In his fifth consecutive letter to the Chancellor of the Exchequer, delivered on Monday, Mr King said that while there was a "great deal of uncertainty" about inflation, the bank's view was that it's "about as likely to be above the target as below it, two to three years ahead".
Consumer prices rose an annual 4pc in January, data showed -- the highest since November 2008.
Mr King said there were "real differences of view" within the Monetary Policy Committee (MPC) about the risks to the outlook for inflation.
He will make a second public defence of his position today when he presents the bank's quarterly economic forecasts, amid dissent from some policymakers on the need for higher interest rates to tame inflation.
Some economists said the data may encourage the bank to raise rates as early as May.
"The MPC judges that attempting to bring inflation back to the target quickly risks generating undesirable volatility in output and would increase the chances of undershooting the target in the medium term," Mr King said in his letter to the Chancellor, George Osborne.
Inflation has been above the bank's target for 14 months.
Mr King blamed the surge on the government's sales-tax increase, higher commodity costs and the weaker pound.
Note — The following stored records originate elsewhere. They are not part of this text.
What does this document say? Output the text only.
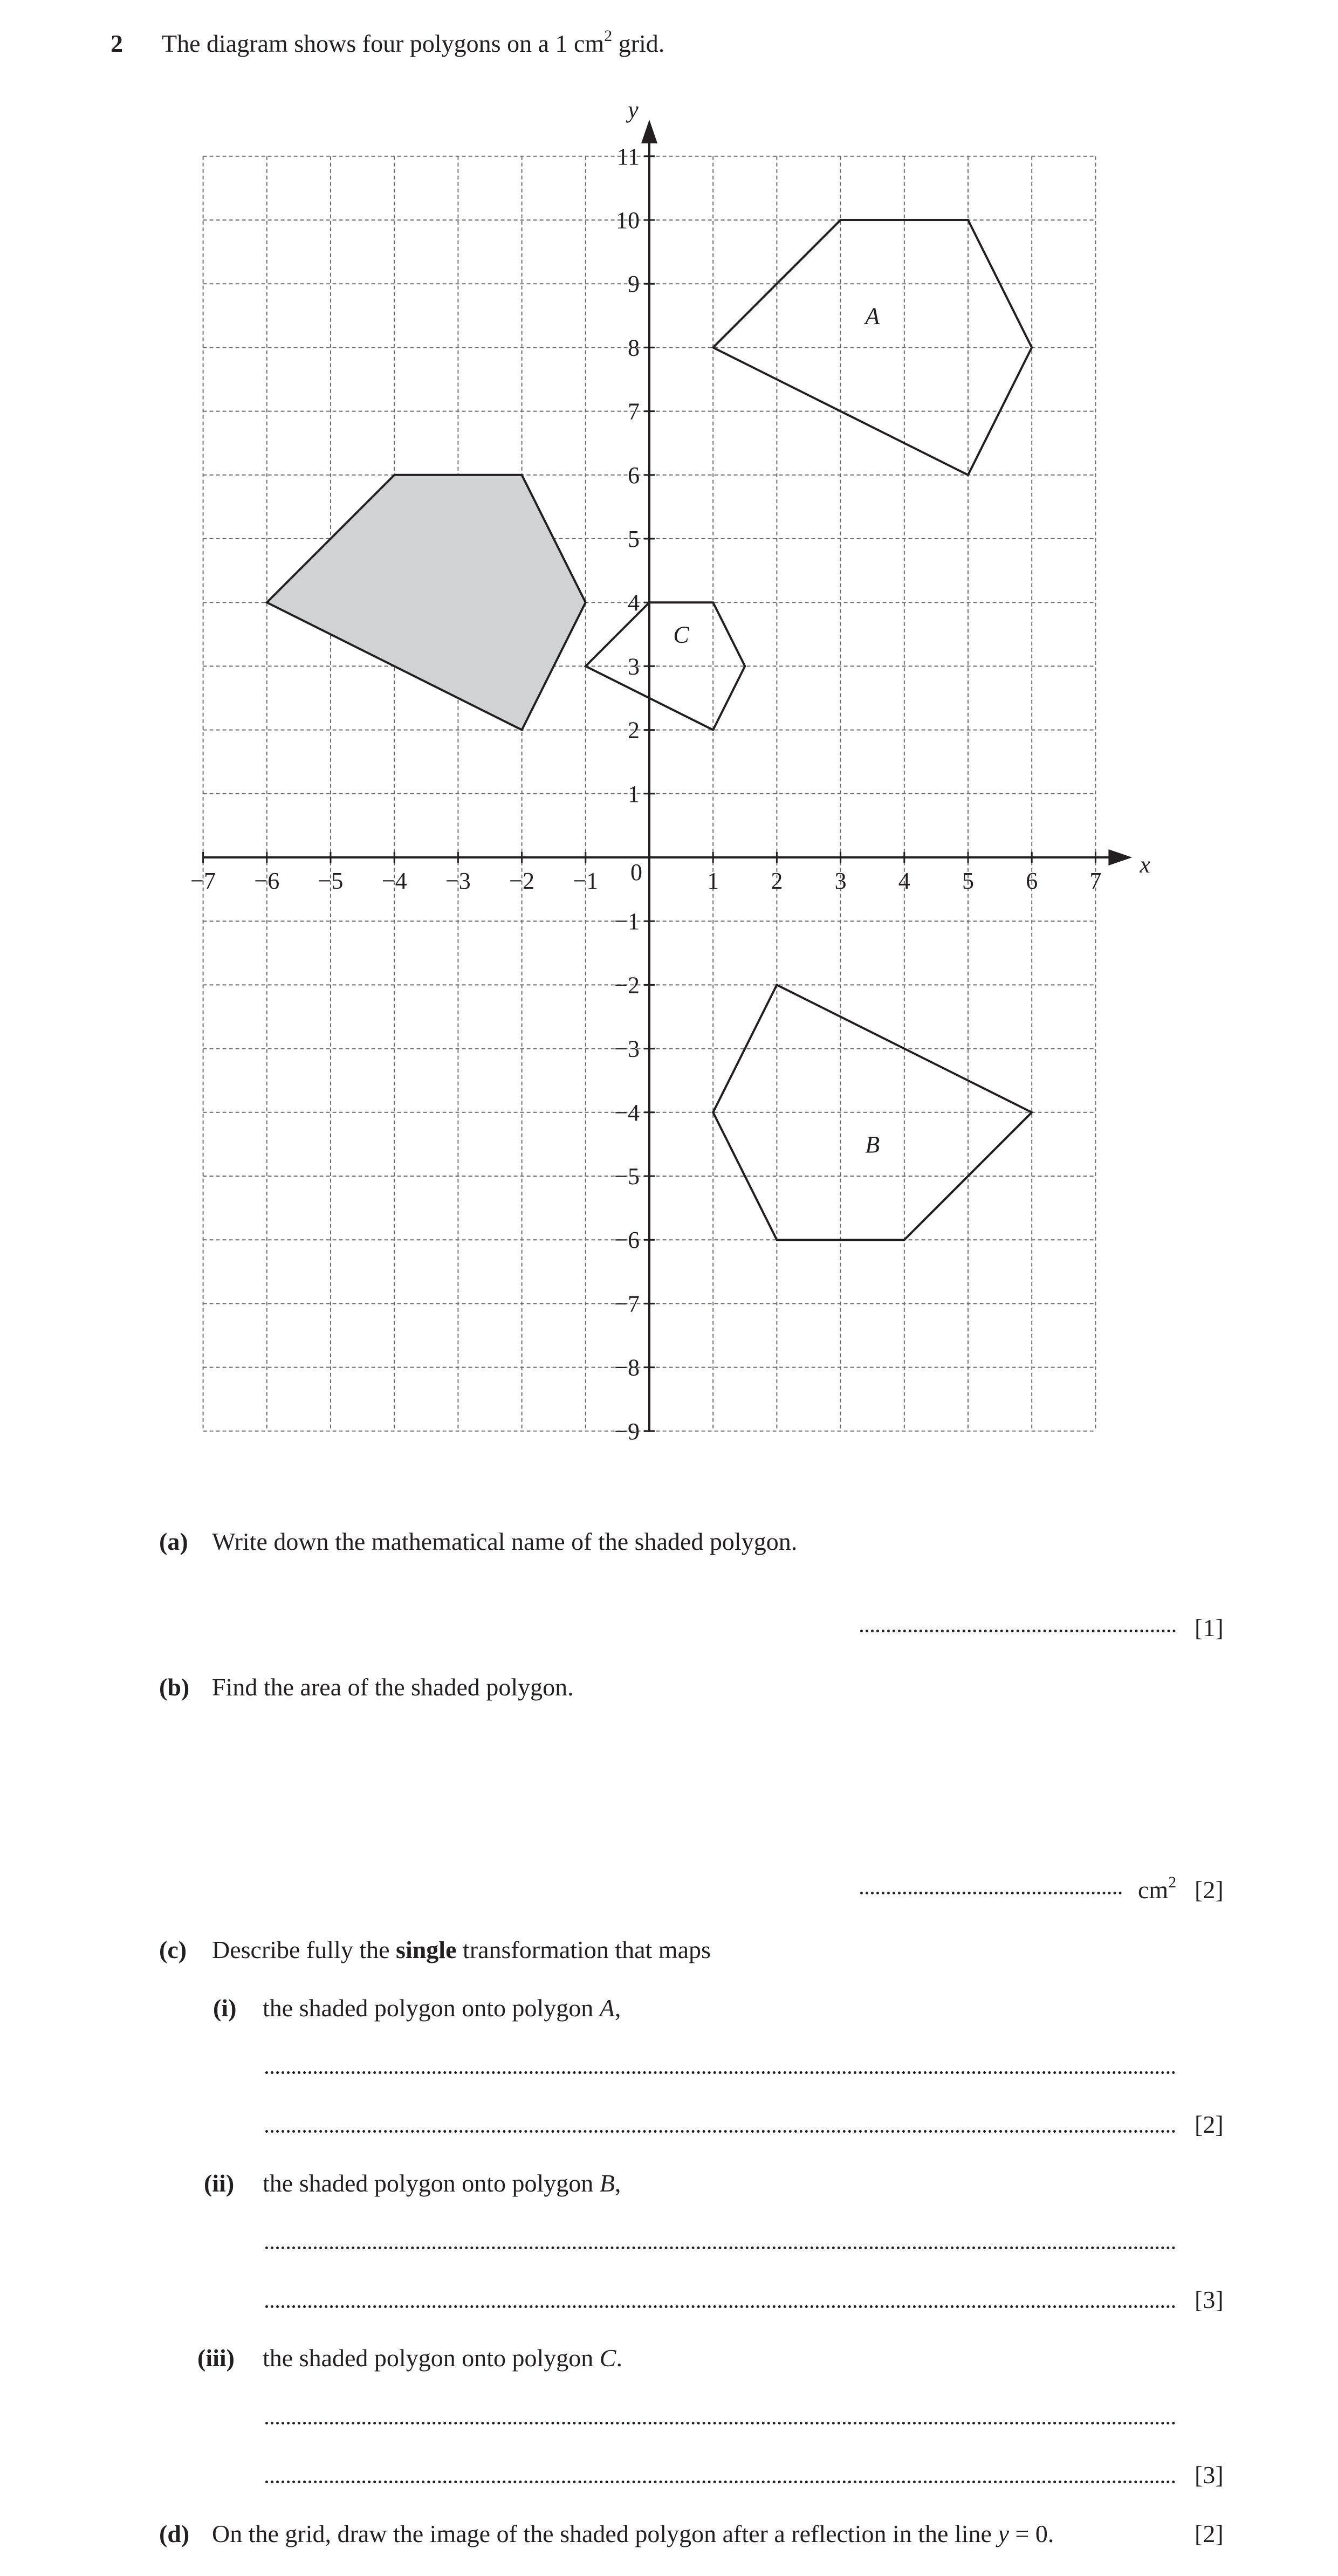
2 The diagram shows four polygons on a 1 $cm^2$ grid.
A
B
C
x
y
0
−7 −6 −5 −4 −3 −2 −1	1 2 3 4 5 6 7
11
10
9
8
7
6
5
4
3
2
1
−1
−2
−3
−4
−5
−6
−7
−8
−9
(a) Write down the mathematical name of the shaded polygon.
[1]
(b) Find the area of the shaded polygon.
$cm^2$ [2]
(c) Describe fully the single transformation that maps
(i) the shaded polygon onto polygon A,
[2]
(ii) the shaded polygon onto polygon B,
[3]
(iii) the shaded polygon onto polygon C.
[3]
(d) On the grid, draw the image of the shaded polygon after a reflection in the line y = 0.	[2]
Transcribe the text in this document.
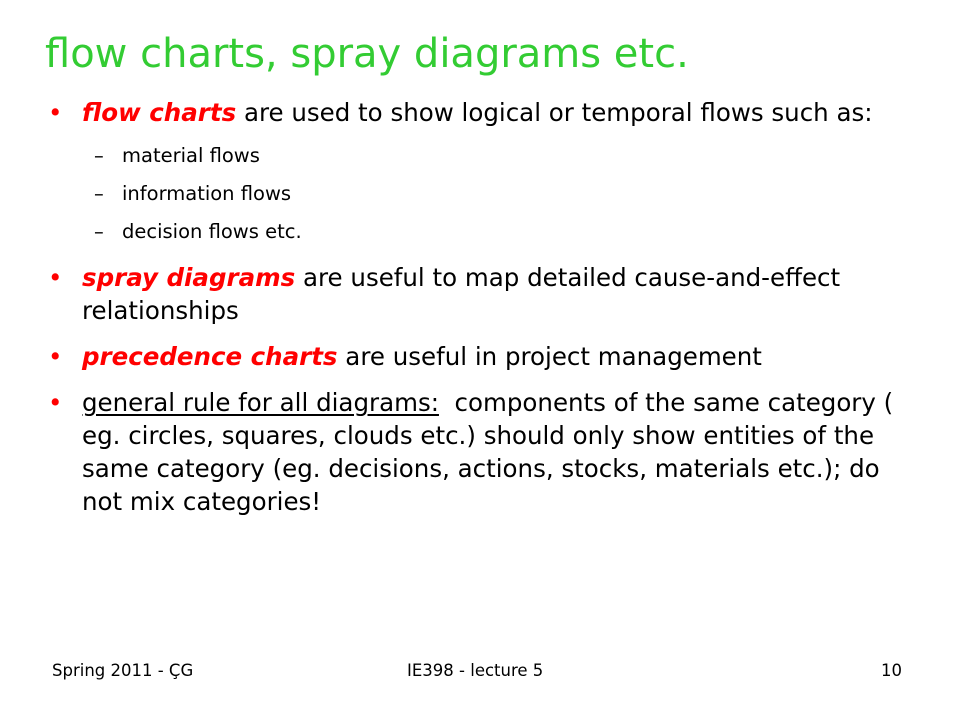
flow charts, spray diagrams etc.
• flow charts are used to show logical or temporal flows such as:
– material flows
– information flows
– decision flows etc.
• spray diagrams are useful to map detailed cause-and-effect relationships
• precedence charts are useful in project management
• general rule for all diagrams:  components of the same category ( eg. circles, squares, clouds etc.) should only show entities of the same category (eg. decisions, actions, stocks, materials etc.); do not mix categories!
Spring 2011 - ÇG	IE398 - lecture 5	10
"It will make the Bank of England very uncomfortable and it will really be feeling the heat," said Hetal Mehta, an economist at Daiwa Capital Markets Europe.
"There is a real possibility that commodity and food prices keep exerting upward pressure and that makes it difficult for the bank not to signal that it's at least looking at tightening policy by the end of the year."
Mr King said in his letter to Mr Osborne that the "central judgment" remains that "inflation will fall back, so that it is about as likely to be above the target as below it two to three years ahead".